By Don Simpson | February 5, 2012
Director: Josh Trank
Writers: Josh Trank, Max Landis
Starring: Dane DeHaan, Alex Russell, Michael B. Jordan, Michael Kelly, Ashley Hinshaw, Bo Petersen, Anna Wood, Rudi Malcolm, Luke Tyler, Crystal-Donna Roberts
I went into Chronicle knowing absolutely nothing about it and I suggest that you do the same thing. There is really no way to discuss Chronicle without giving away — at least what I would consider to be — spoilers. But for those of you who want to read on, please do so at your own risk. I will try to keep things as ambiguous as possible…
Andrew (Dane DeHaan) is an introverted senior whose only friend is his cousin Matt (Alex Russell). Everyone bullies Andrew, including his drunk and abusive father (Michael Kelly). Once Andrew begins carrying around a video camera everywhere he goes, the bullying escalates. But without the camera, Andrew would rarely speak. The camera is Andrew’s only real friend; it allows him to confess his innermost fears and desires. (Andrew’s camera is the perfect vessel for expository dialog.)

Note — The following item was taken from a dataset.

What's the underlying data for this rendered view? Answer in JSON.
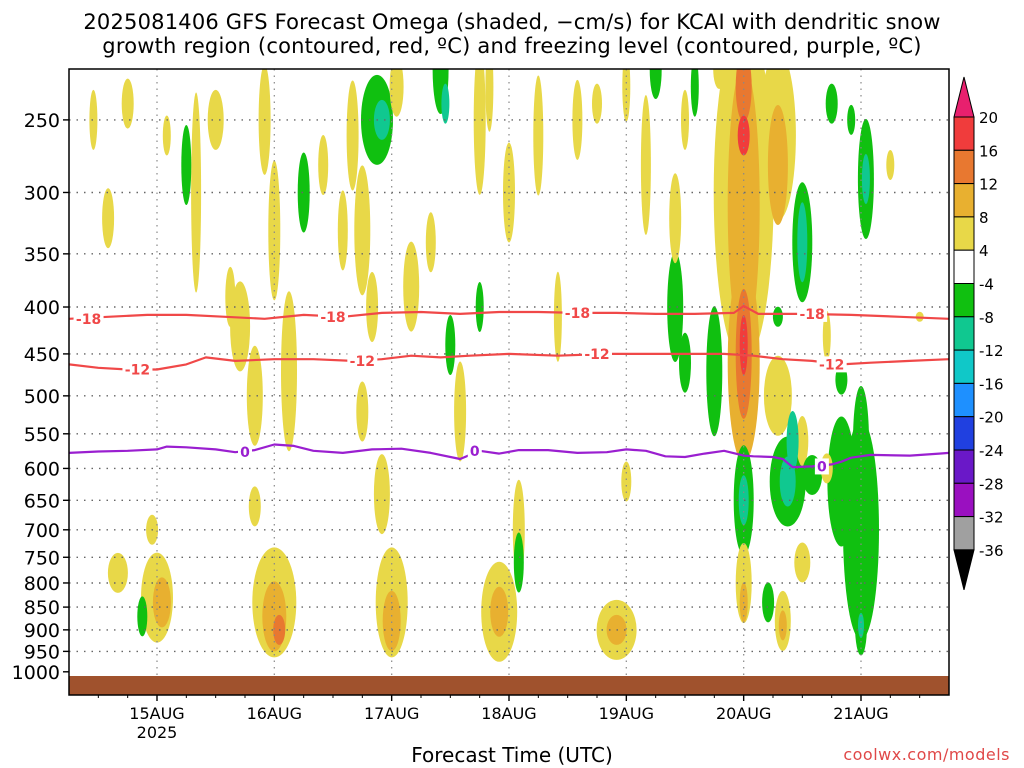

On one fateful night, everything changes for Andrew. He discovers newly acquired otherworldly powers and strength as he slowly morphs into a superhuman. As with everything else in Chronicle, the video camera functions as the narrative device that leads to Andrew’s life-altering experience. This is how director Josh Trank attempts to legitimize the first person “found footage” perspective of Chronicle, a perspective he remains relatively true to (even making things more interesting by offering explanations for some very creative, non-handheld camerawork), despite never explaining who found the footage and edited it in such a formulaic Hollywood structure.
Popularized by The Blair Witch Project (1999), the “found footage” narrative technique has flourished in the horror genre, presumably creating a more realistic experience for the audience. In most cases, the inherent boundaries of the “found footage” perspective are cheated for the purpose of maintaining traditional narrative conventions (true “found footage” films would probably be better classified as experimental). In Chronicle, Trank uses the “found footage” perspective to add a sense of reality to a supernatural story. The approach does make a lot of the visual tricks appear to be more real, but otherwise I found the perspective to be more distracting than useful to the narrative.
That said — it is the three lead actors (Dane DeHaan, Alex Russell, Michael B. Jordan) who make Chronicle something worth watching. They might appear to be far too old to be high school seniors, but DeHaan, Russell and Jordan certainly have the teenage attitudes down. I suspect this authenticity is due at least in part to the naturalism of the dialog in Max Landis’ screenplay.
I am just curious if I would have enjoyed Chronicle more if it was not shot in the first person perspective… Admittedly, I become way too distracted by the “found footage” tricks as I wait to catch the director cheating.